New linear invariants of hypergraphs
Peter A. Brooksbank, Clara R. Chaplin
TL;DR
The paper develops a linear-invariant framework for ell-uniform hypergraphs by introducing $T$-signals and the corresponding fusion operations. It proves a universal property for the map $U$, showing that $U$-fusion yields the most refined fusion, and defines the $U$-frame as a closure operator that computably simplifies hypergraphs in polynomial time. Through theoretical results and algorithmic constructions, it demonstrates how frames capture essential structural features while remaining efficiently computable, and provides empirical insights into the level of simplification achievable in practice.

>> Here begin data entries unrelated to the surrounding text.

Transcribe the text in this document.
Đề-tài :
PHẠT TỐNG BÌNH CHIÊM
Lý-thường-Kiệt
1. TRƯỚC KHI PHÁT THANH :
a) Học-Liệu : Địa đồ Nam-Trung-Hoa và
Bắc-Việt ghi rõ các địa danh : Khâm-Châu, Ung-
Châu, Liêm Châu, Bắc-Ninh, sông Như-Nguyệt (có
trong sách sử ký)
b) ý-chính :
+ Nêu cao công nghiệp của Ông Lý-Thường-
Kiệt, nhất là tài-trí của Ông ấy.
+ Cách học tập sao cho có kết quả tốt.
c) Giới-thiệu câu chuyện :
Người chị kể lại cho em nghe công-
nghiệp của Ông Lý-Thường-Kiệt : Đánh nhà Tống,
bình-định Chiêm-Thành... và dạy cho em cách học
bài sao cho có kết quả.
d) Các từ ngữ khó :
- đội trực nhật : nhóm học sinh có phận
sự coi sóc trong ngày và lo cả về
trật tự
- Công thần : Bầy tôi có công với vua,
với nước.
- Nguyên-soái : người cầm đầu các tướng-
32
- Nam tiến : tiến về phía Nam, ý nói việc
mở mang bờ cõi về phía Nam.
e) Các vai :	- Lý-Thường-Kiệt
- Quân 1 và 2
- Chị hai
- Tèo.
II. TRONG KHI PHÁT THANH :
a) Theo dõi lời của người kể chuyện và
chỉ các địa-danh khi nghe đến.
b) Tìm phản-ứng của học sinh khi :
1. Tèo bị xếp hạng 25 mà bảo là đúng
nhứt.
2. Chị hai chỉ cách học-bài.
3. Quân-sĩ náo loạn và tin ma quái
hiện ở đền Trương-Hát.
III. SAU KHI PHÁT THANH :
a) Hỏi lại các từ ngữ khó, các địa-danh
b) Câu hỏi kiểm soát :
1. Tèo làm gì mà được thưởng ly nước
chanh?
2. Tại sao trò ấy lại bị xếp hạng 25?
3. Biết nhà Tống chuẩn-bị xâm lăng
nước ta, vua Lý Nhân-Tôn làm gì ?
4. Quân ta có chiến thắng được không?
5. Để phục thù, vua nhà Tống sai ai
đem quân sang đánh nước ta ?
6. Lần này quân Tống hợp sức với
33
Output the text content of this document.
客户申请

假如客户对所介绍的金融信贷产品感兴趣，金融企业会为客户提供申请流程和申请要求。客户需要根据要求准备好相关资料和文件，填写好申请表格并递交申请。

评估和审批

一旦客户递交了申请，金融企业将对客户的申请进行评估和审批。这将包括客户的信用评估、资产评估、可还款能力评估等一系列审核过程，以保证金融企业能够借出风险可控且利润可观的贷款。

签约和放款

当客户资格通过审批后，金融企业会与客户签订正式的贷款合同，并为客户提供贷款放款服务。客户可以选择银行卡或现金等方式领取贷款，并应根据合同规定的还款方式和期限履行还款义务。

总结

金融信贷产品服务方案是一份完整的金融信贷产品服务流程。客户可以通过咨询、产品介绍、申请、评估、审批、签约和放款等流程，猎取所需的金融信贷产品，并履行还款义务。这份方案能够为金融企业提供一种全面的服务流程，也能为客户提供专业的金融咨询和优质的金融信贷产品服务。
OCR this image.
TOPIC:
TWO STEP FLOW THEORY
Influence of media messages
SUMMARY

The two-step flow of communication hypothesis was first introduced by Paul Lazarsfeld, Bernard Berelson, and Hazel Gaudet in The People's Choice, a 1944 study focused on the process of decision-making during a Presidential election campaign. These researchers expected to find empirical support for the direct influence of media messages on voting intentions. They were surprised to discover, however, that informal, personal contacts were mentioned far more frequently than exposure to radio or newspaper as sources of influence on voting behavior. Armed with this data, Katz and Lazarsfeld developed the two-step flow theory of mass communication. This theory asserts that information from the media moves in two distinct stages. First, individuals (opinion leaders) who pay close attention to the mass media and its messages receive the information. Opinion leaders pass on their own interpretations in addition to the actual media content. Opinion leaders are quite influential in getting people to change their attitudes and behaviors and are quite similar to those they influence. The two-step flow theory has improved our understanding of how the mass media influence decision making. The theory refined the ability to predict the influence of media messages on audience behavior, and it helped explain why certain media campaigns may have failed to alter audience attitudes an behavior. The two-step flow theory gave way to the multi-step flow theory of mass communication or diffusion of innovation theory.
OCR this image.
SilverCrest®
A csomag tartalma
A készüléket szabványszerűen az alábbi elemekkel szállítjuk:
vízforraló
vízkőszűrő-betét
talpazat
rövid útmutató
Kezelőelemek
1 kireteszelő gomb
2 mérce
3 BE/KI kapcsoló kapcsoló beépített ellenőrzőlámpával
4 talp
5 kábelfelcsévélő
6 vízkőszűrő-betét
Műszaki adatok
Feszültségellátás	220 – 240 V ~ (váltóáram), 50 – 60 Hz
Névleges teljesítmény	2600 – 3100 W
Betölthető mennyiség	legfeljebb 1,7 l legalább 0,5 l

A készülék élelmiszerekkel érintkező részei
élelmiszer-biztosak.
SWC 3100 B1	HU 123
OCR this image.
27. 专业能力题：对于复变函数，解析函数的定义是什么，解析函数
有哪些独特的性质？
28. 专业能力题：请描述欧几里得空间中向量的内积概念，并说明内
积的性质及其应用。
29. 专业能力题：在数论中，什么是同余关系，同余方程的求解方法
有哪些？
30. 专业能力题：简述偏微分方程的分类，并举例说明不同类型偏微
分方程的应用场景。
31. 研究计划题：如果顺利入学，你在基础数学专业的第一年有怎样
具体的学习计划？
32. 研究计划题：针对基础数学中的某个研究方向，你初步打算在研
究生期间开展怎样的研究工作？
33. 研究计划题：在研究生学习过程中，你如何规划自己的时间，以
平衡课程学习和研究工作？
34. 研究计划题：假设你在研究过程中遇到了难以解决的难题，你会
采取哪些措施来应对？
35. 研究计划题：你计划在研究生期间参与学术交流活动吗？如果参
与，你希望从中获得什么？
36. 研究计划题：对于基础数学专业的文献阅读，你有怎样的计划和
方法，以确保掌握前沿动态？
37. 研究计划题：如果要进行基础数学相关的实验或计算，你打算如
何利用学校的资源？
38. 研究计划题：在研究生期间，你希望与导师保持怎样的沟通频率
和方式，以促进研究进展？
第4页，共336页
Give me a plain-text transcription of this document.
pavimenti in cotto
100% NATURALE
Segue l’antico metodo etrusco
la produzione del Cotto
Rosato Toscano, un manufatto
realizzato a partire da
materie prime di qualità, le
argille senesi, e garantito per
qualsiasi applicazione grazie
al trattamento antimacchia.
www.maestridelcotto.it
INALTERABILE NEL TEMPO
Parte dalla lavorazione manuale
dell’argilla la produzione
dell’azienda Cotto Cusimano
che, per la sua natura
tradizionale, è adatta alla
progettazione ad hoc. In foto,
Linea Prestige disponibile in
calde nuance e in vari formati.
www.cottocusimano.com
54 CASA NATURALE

The work also discusses limitations compared to full tensor derivations and points to rich avenues for extending hypergraph invariants using the broader Strata framework.
Abstract
We introduce a parameterized family of invariants for $\ell$-uniform hypergraphs. To each $\mathbb{K}$-linear transformation $T:\mathbb{K}^{\ell}\to \mathbb{K}^r$ we associate a function $\mathrm{Sig}(-,T)$ that maps $\ell$-uniform hypergraphs to $\mathbb{K}$-vector spaces. Given an $\ell$-uniform hypergraph $\mathcal{H}=(V,E)$, we use $\mathrm{Sig}(\mathcal{H},T)$ to define an equivalence relation $\equiv_T$ on $V$ called $T$-fusion, which determines a quotient hypergraph $\mathfrak{F}(\mathcal{H},T)$ called the $T$-frame of $\mathcal{H}$. We show that the map $U:\mathbb{K}^{\ell}\to \mathbb{K}$, where $U(λ)=λ(1)+\cdots+λ(\ell)$, is universal in that $\mathrm{Sig}(\mathcal{H},T)$ embeds in $\mathrm{Sig}(\mathcal{H},U)$, and $U$-fusion refines $T$-fusion for any $T:\mathbb{K}^{\ell}\to\mathbb{K}^r$. We further show that $\mathfrak{F}(\mathfrak{F}(\mathcal{H},U),U)=\mathfrak{F}(\mathcal{H},U)$ for any $\ell$-uniform hypergraph $\mathcal{H}$, so $\mathfrak{F}(-,U)$ is a closure function on the set of $\ell$-uniform hypergraphs. We explore the properties of this one-time simplification of a hypergraph.